Nike counterfeiting case: Chinese banks spared $150 million in punishment by the 2nd Circuit

September 1, 2021

The 2nd U.S. Circuit Court of Appeals concluded Monday that six Chinese banks were not liable for a potential $150 million in sanctions for failing to freeze the assets of hundreds of Nike counterfeiters.

U.S. Circuit Judge Michael Park wrote for a unanimous three-judge panel that Next Investments LLC, which bought the rights to the $1.8 billion default award from Nike Inc, had failed to seek enforcement of the freeze against the banks for nearly six years before asking the court to hold them in contempt.

A request for comment from Next Investments and its attorney, Robert Weigel of Gibson Dunn & Crutcher, was not immediately returned.

Five of the banks were delighted with the verdict, according to Sandy Weisburst of Quinn Emanuel Urquhart & Sullivan, who represented them.
In 2015, Nike and its Converse Inc subsidiary obtained a default judgment in federal court in Manhattan against over 600 Chinese businesses and people. Judge Shira Scheindlin of the United States District Court for the District of Columbia also issued orders prohibiting the defendants and “any people working in concert or in cooperation” with them from moving their assets.

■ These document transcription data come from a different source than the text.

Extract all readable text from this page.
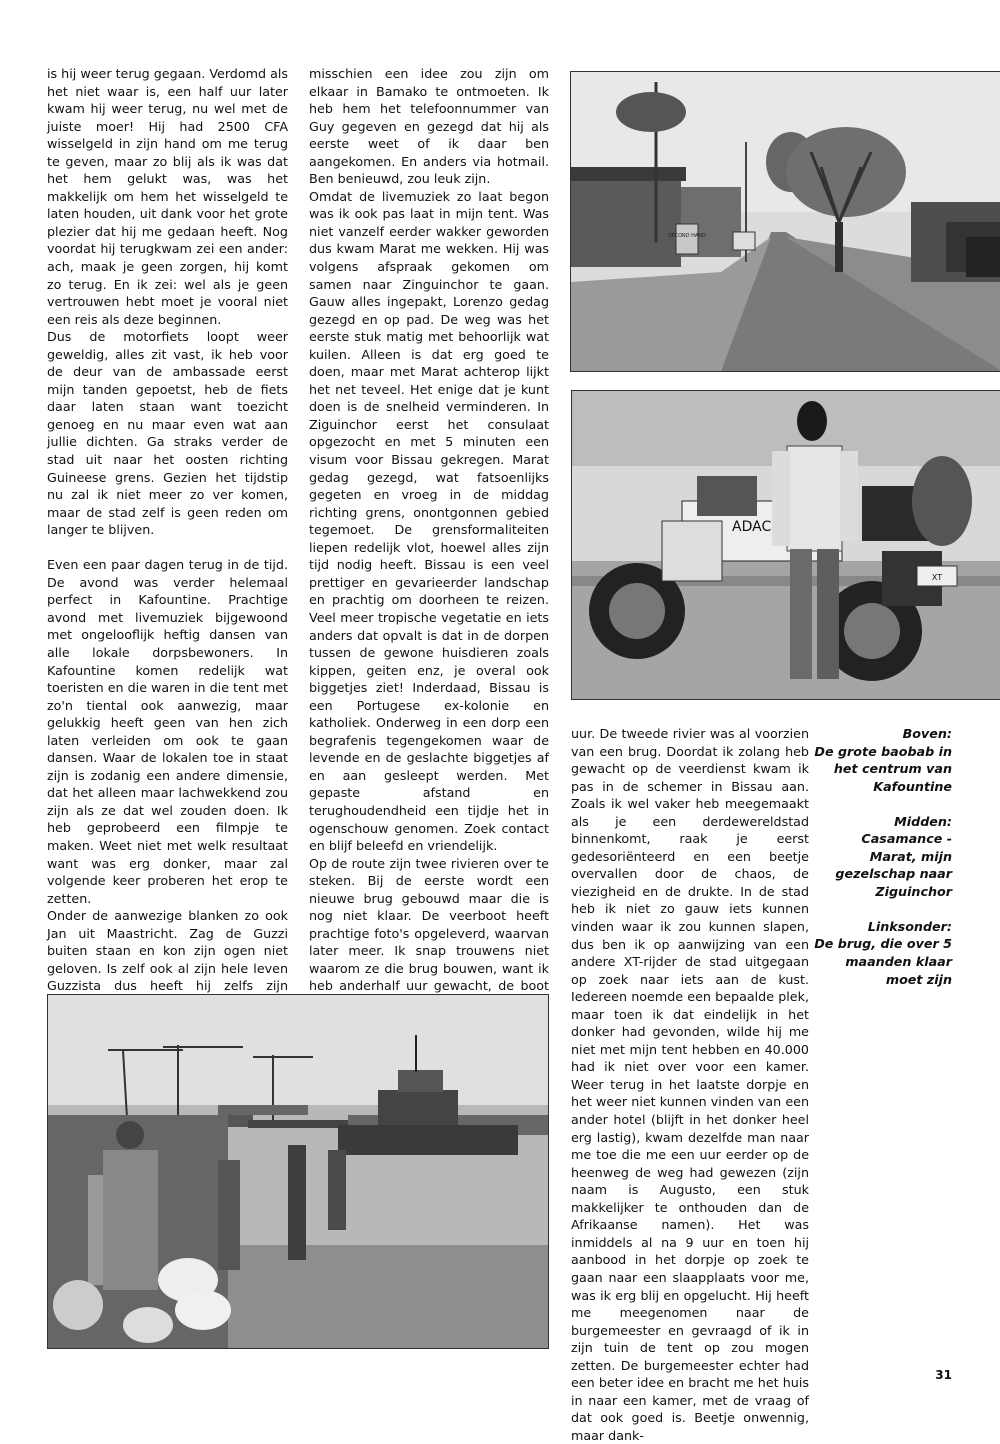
is hij weer terug gegaan. Verdomd als het niet waar is, een half uur later kwam hij weer terug, nu wel met de juiste moer! Hij had 2500 CFA wisselgeld in zijn hand om me terug te geven, maar zo blij als ik was dat het hem gelukt was, was het makkelijk om hem het wisselgeld te laten houden, uit dank voor het grote plezier dat hij me gedaan heeft. Nog voordat hij terugkwam zei een ander: ach, maak je geen zorgen, hij komt zo terug. En ik zei: wel als je geen vertrouwen hebt moet je vooral niet een reis als deze beginnen.

Dus de motorfiets loopt weer geweldig, alles zit vast, ik heb voor de deur van de ambassade eerst mijn tanden gepoetst, heb de fiets daar laten staan want toezicht genoeg en nu maar even wat aan jullie dichten. Ga straks verder de stad uit naar het oosten richting Guineese grens. Gezien het tijdstip nu zal ik niet meer zo ver komen, maar de stad zelf is geen reden om langer te blijven.

Even een paar dagen terug in de tijd. De avond was verder helemaal perfect in Kafountine. Prachtige avond met livemuziek bijgewoond met ongelooflijk heftig dansen van alle lokale dorpsbewoners. In Kafountine komen redelijk wat toeristen en die waren in die tent met zo'n tiental ook aanwezig, maar gelukkig heeft geen van hen zich laten verleiden om ook te gaan dansen. Waar de lokalen toe in staat zijn is zodanig een andere dimensie, dat het alleen maar lachwekkend zou zijn als ze dat wel zouden doen. Ik heb geprobeerd een filmpje te maken. Weet niet met welk resultaat want was erg donker, maar zal volgende keer proberen het erop te zetten.

Onder de aanwezige blanken zo ook Jan uit Maastricht. Zag de Guzzi buiten staan en kon zijn ogen niet geloven. Is zelf ook al zijn hele leven Guzzista dus heeft hij zelfs zijn

misschien een idee zou zijn om elkaar in Bamako te ontmoeten. Ik heb hem het telefoonnummer van Guy gegeven en gezegd dat hij als eerste weet of ik daar ben aangekomen. En anders via hotmail. Ben benieuwd, zou leuk zijn.

Omdat de livemuziek zo laat begon was ik ook pas laat in mijn tent. Was niet vanzelf eerder wakker geworden dus kwam Marat me wekken. Hij was volgens afspraak gekomen om samen naar Zinguinchor te gaan. Gauw alles ingepakt, Lorenzo gedag gezegd en op pad. De weg was het eerste stuk matig met behoorlijk wat kuilen. Alleen is dat erg goed te doen, maar met Marat achterop lijkt het net teveel. Het enige dat je kunt doen is de snelheid verminderen. In Ziguinchor eerst het consulaat opgezocht en met 5 minuten een visum voor Bissau gekregen. Marat gedag gezegd, wat fatsoenlijks gegeten en vroeg in de middag richting grens, onontgonnen gebied tegemoet. De grensformaliteiten liepen redelijk vlot, hoewel alles zijn tijd nodig heeft. Bissau is een veel prettiger en gevarieerder landschap en prachtig om doorheen te reizen. Veel meer tropische vegetatie en iets anders dat opvalt is dat in de dorpen tussen de gewone huisdieren zoals kippen, geiten enz, je overal ook biggetjes ziet! Inderdaad, Bissau is een Portugese ex-kolonie en katholiek. Onderweg in een dorp een begrafenis tegengekomen waar de levende en de geslachte biggetjes af en aan gesleept werden. Met gepaste afstand en terughoudendheid een tijdje het in ogenschouw genomen. Zoek contact en blijf beleefd en vriendelijk.

Op de route zijn twee rivieren over te steken. Bij de eerste wordt een nieuwe brug gebouwd maar die is nog niet klaar. De veerboot heeft prachtige foto's opgeleverd, waarvan later meer. Ik snap trouwens niet waarom ze die brug bouwen, want ik heb anderhalf uur gewacht, de boot

uur. De tweede rivier was al voorzien van een brug. Doordat ik zolang heb gewacht op de veerdienst kwam ik pas in de schemer in Bissau aan. Zoals ik wel vaker heb meegemaakt als je een derdewereldstad binnenkomt, raak je eerst gedesoriënteerd en een beetje overvallen door de chaos, de viezigheid en de drukte. In de stad heb ik niet zo gauw iets kunnen vinden waar ik zou kunnen slapen, dus ben ik op aanwijzing van een andere XT-rijder de stad uitgegaan op zoek naar iets aan de kust. Iedereen noemde een bepaalde plek, maar toen ik dat eindelijk in het donker had gevonden, wilde hij me niet met mijn tent hebben en 40.000 had ik niet over voor een kamer. Weer terug in het laatste dorpje en het weer niet kunnen vinden van een ander hotel (blijft in het donker heel erg lastig), kwam dezelfde man naar me toe die me een uur eerder op de heenweg de weg had gewezen (zijn naam is Augusto, een stuk makkelijker te onthouden dan de Afrikaanse namen). Het was inmiddels al na 9 uur en toen hij aanbood in het dorpje op zoek te gaan naar een slaapplaats voor me, was ik erg blij en opgelucht. Hij heeft me meegenomen naar de burgemeester en gevraagd of ik in zijn tuin de tent op zou mogen zetten. De burgemeester echter had een beter idee en bracht me het huis in naar een kamer, met de vraag of dat ook goed is. Beetje onwennig, maar dank-

SECOND HAND
ADAC
XT

Boven:
De grote baobab in het centrum van Kafountine

Midden:
Casamance - Marat, mijn gezelschap naar Ziguinchor

Linksonder:
De brug, die over 5 maanden klaar moet zijn

31
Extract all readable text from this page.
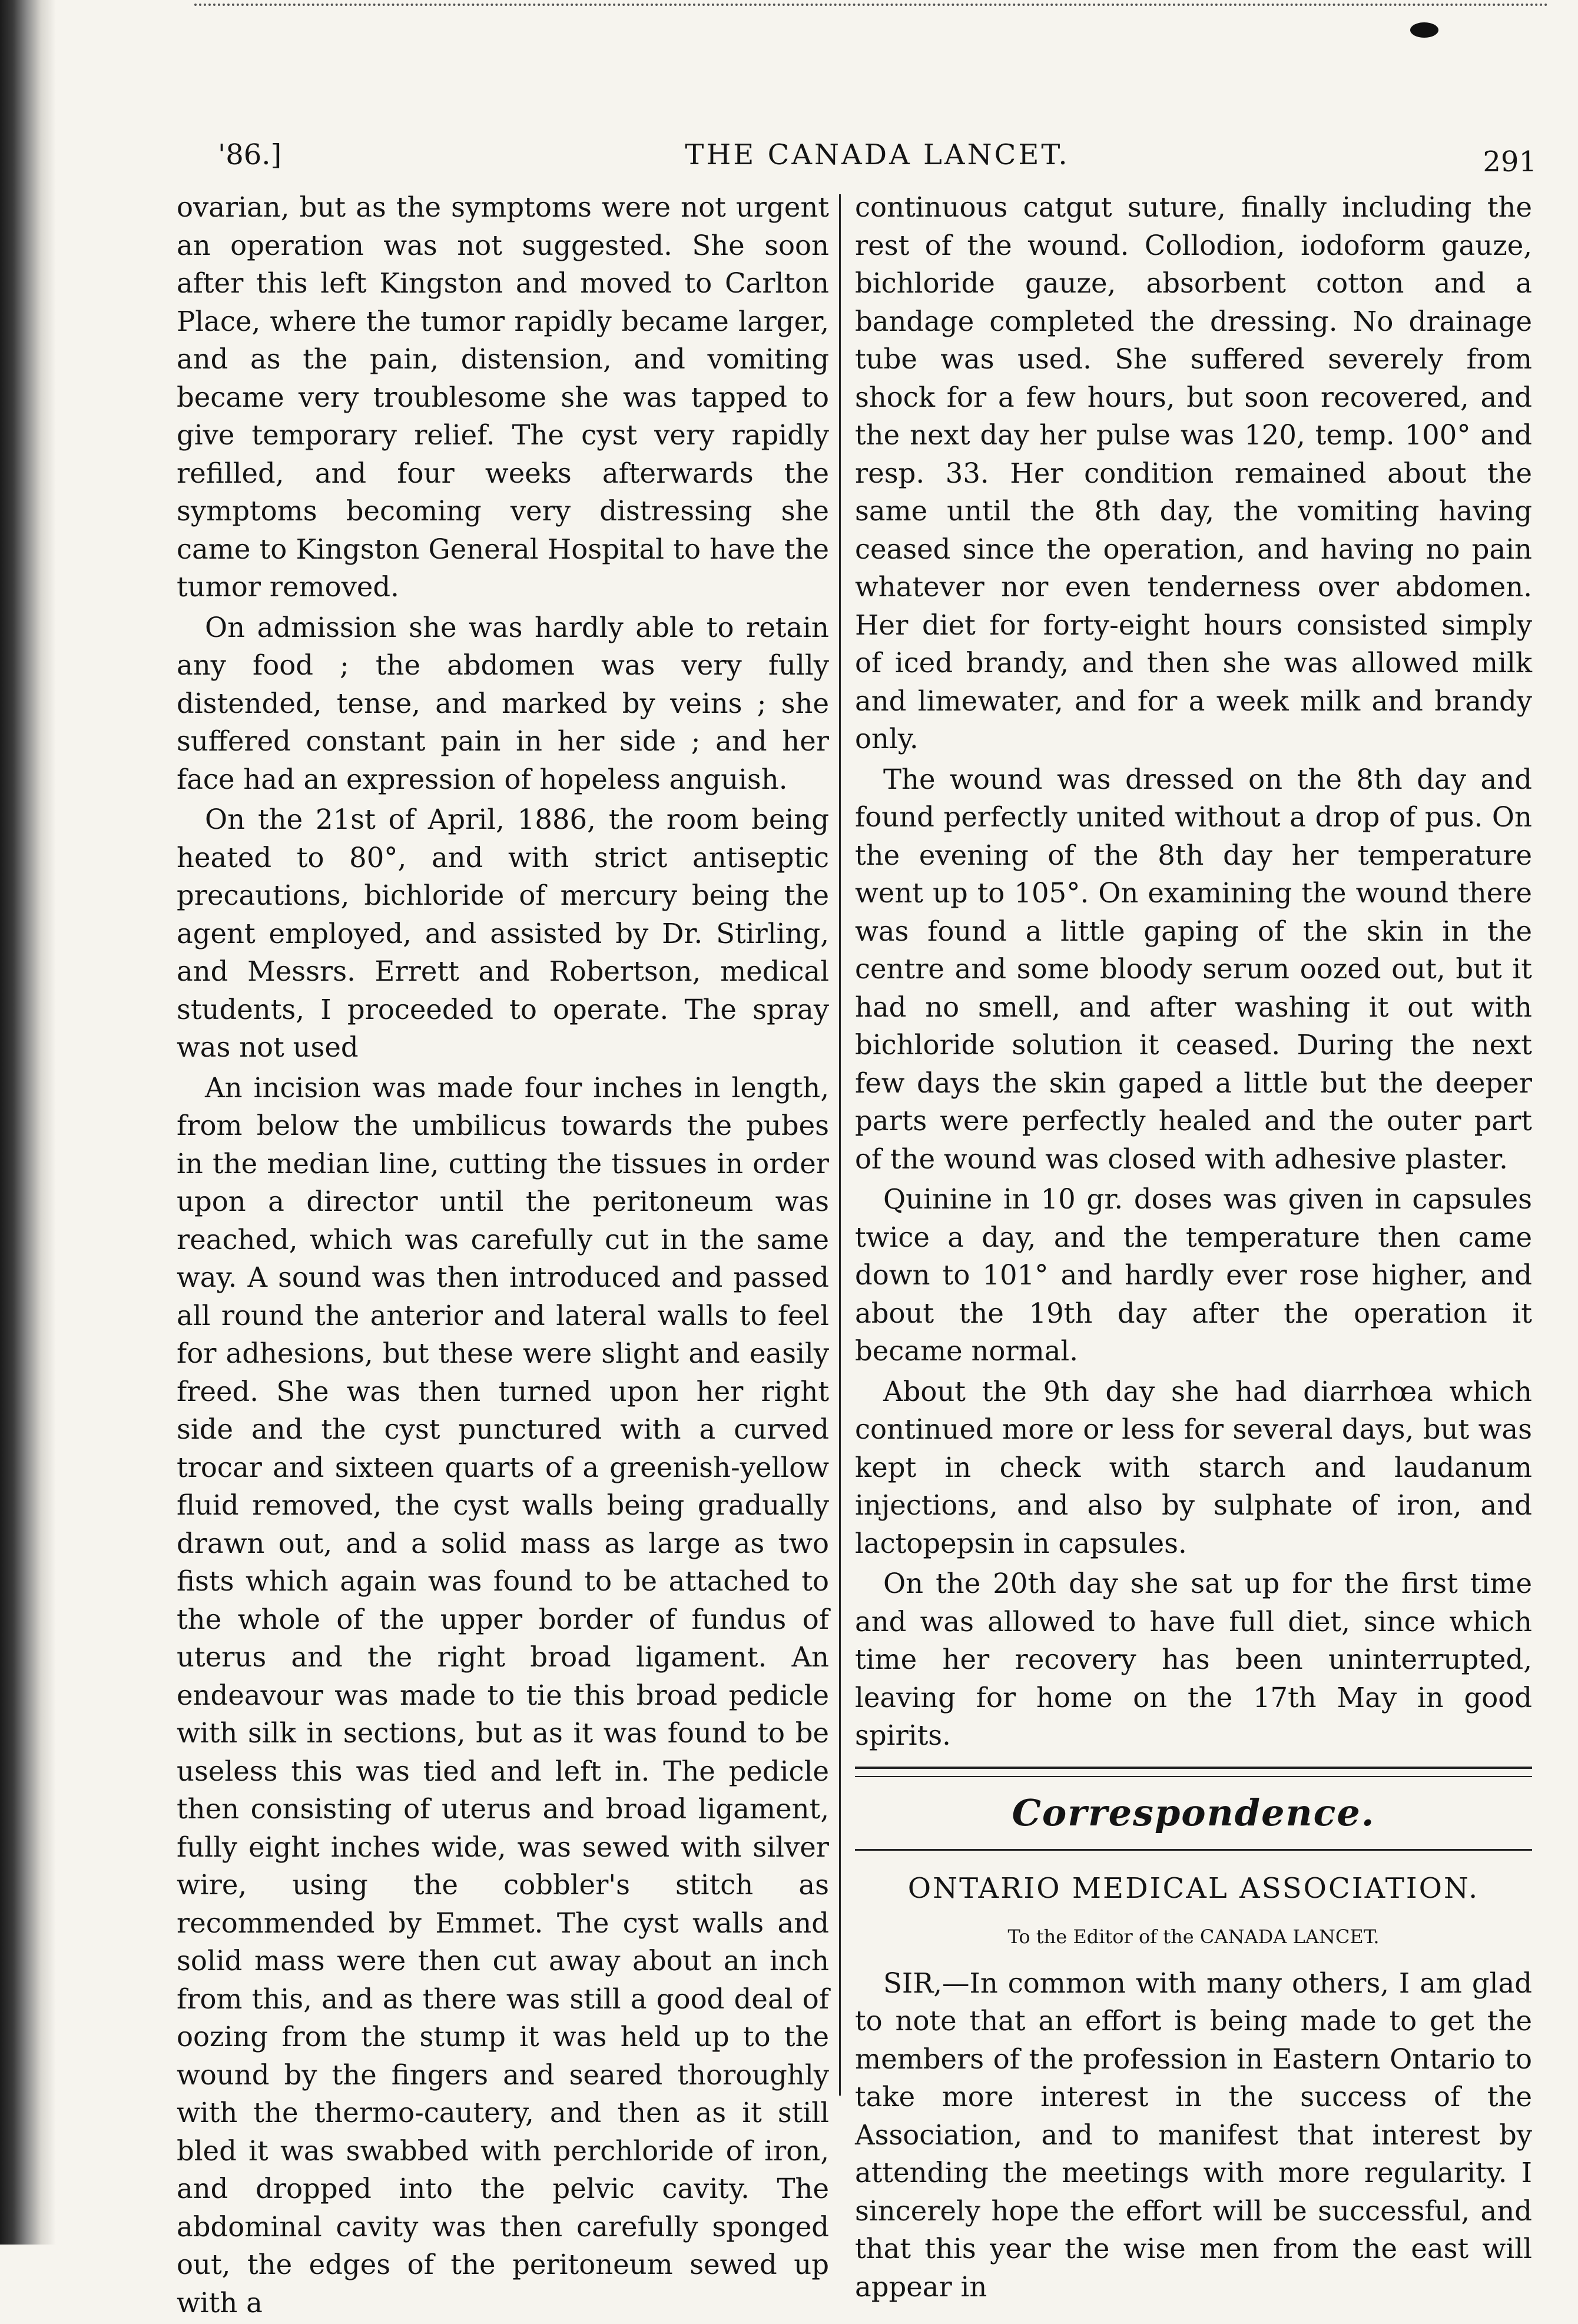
'86.]	THE CANADA LANCET.	291

ovarian, but as the symptoms were not urgent an operation was not suggested. She soon after this left Kingston and moved to Carlton Place, where the tumor rapidly became larger, and as the pain, distension, and vomiting became very troublesome she was tapped to give temporary relief. The cyst very rapidly refilled, and four weeks afterwards the symptoms becoming very distressing she came to Kingston General Hospital to have the tumor removed.

On admission she was hardly able to retain any food ; the abdomen was very fully distended, tense, and marked by veins ; she suffered constant pain in her side ; and her face had an expression of hopeless anguish.

On the 21st of April, 1886, the room being heated to 80°, and with strict antiseptic precautions, bichloride of mercury being the agent employed, and assisted by Dr. Stirling, and Messrs. Errett and Robertson, medical students, I proceeded to operate. The spray was not used

An incision was made four inches in length, from below the umbilicus towards the pubes in the median line, cutting the tissues in order upon a director until the peritoneum was reached, which was carefully cut in the same way. A sound was then introduced and passed all round the anterior and lateral walls to feel for adhesions, but these were slight and easily freed. She was then turned upon her right side and the cyst punctured with a curved trocar and sixteen quarts of a greenish-yellow fluid removed, the cyst walls being gradually drawn out, and a solid mass as large as two fists which again was found to be attached to the whole of the upper border of fundus of uterus and the right broad ligament. An endeavour was made to tie this broad pedicle with silk in sections, but as it was found to be useless this was tied and left in. The pedicle then consisting of uterus and broad ligament, fully eight inches wide, was sewed with silver wire, using the cobbler's stitch as recommended by Emmet. The cyst walls and solid mass were then cut away about an inch from this, and as there was still a good deal of oozing from the stump it was held up to the wound by the fingers and seared thoroughly with the thermo-cautery, and then as it still bled it was swabbed with perchloride of iron, and dropped into the pelvic cavity. The abdominal cavity was then carefully sponged out, the edges of the peritoneum sewed up with a

continuous catgut suture, finally including the rest of the wound. Collodion, iodoform gauze, bichloride gauze, absorbent cotton and a bandage completed the dressing. No drainage tube was used. She suffered severely from shock for a few hours, but soon recovered, and the next day her pulse was 120, temp. 100° and resp. 33. Her condition remained about the same until the 8th day, the vomiting having ceased since the operation, and having no pain whatever nor even tenderness over abdomen. Her diet for forty-eight hours consisted simply of iced brandy, and then she was allowed milk and limewater, and for a week milk and brandy only.

The wound was dressed on the 8th day and found perfectly united without a drop of pus. On the evening of the 8th day her temperature went up to 105°. On examining the wound there was found a little gaping of the skin in the centre and some bloody serum oozed out, but it had no smell, and after washing it out with bichloride solution it ceased. During the next few days the skin gaped a little but the deeper parts were perfectly healed and the outer part of the wound was closed with adhesive plaster.

Quinine in 10 gr. doses was given in capsules twice a day, and the temperature then came down to 101° and hardly ever rose higher, and about the 19th day after the operation it became normal.

About the 9th day she had diarrhœa which continued more or less for several days, but was kept in check with starch and laudanum injections, and also by sulphate of iron, and lactopepsin in capsules.

On the 20th day she sat up for the first time and was allowed to have full diet, since which time her recovery has been uninterrupted, leaving for home on the 17th May in good spirits.

Correspondence.
ONTARIO MEDICAL ASSOCIATION.
To the Editor of the CANADA LANCET.

SIR,—In common with many others, I am glad to note that an effort is being made to get the members of the profession in Eastern Ontario to take more interest in the success of the Association, and to manifest that interest by attending the meetings with more regularity. I sincerely hope the effort will be successful, and that this year the wise men from the east will appear in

In 2017, Nike sold their portion of the judgment to Next Investments LLC, a Houston-based subsidiary of litigation finance firm Tenor Capital Management LP. The government then subpoenaed six Chinese banks with New York offices where the counterfeiters allegedly maintained accounts, and launched a contempt action against them in 2019, asking $150 million in compensatory damages for failing to comply with the asset restraining orders.

Next’s application was denied by Senior U.S. District Judge Colleen McMahon in 2020, in part because to New York’s distinct entity law, which recognizes U.S. branches of foreign banks as independent legal entities and prevents the court from enforcing the hold on assets in China.

On appeal, Next contended that the separate entity rule shouldn’t be used as a “get-out-of-jail free card” for counterfeiting and other illegal activities.
Park declined to hold the banks in contempt or implement the injunction, joined by Senior Circuit Judge Jon Newman and Circuit Judge Steven Menashi.

Nike and Next had “explicitly disclaimed” that they were seeking to enforce the orders against four of the banks, Park noted, in addition to not seeking to compel the banks to comply with the orders for over six years.

The court was unable to rule on the banks’ suggested arguments that the orders did not apply as a result of the delay, and Park said that the contempt motion was a “improper vehicle for addressing the banks’ important legal defenses” for the first time.

Park also declined to hold the banks in contempt, citing a “reasonable basis for dispute” about whether the directives applied to them under the separate entity rule.

“We don’t have to decide whether the separate entity rule precludes enforcement,” Park explained. “It’s enough that Next has failed to define a legal theory that clearly binds the Chinese subsidiaries to asset limitations.”

The ruling “reaffirmed our conviction that our client had done nothing unlawful and the case against it should have never been brought,” said Adam Hoffinger of Greenberg Traurig, who represented the Agricultural Bank of China.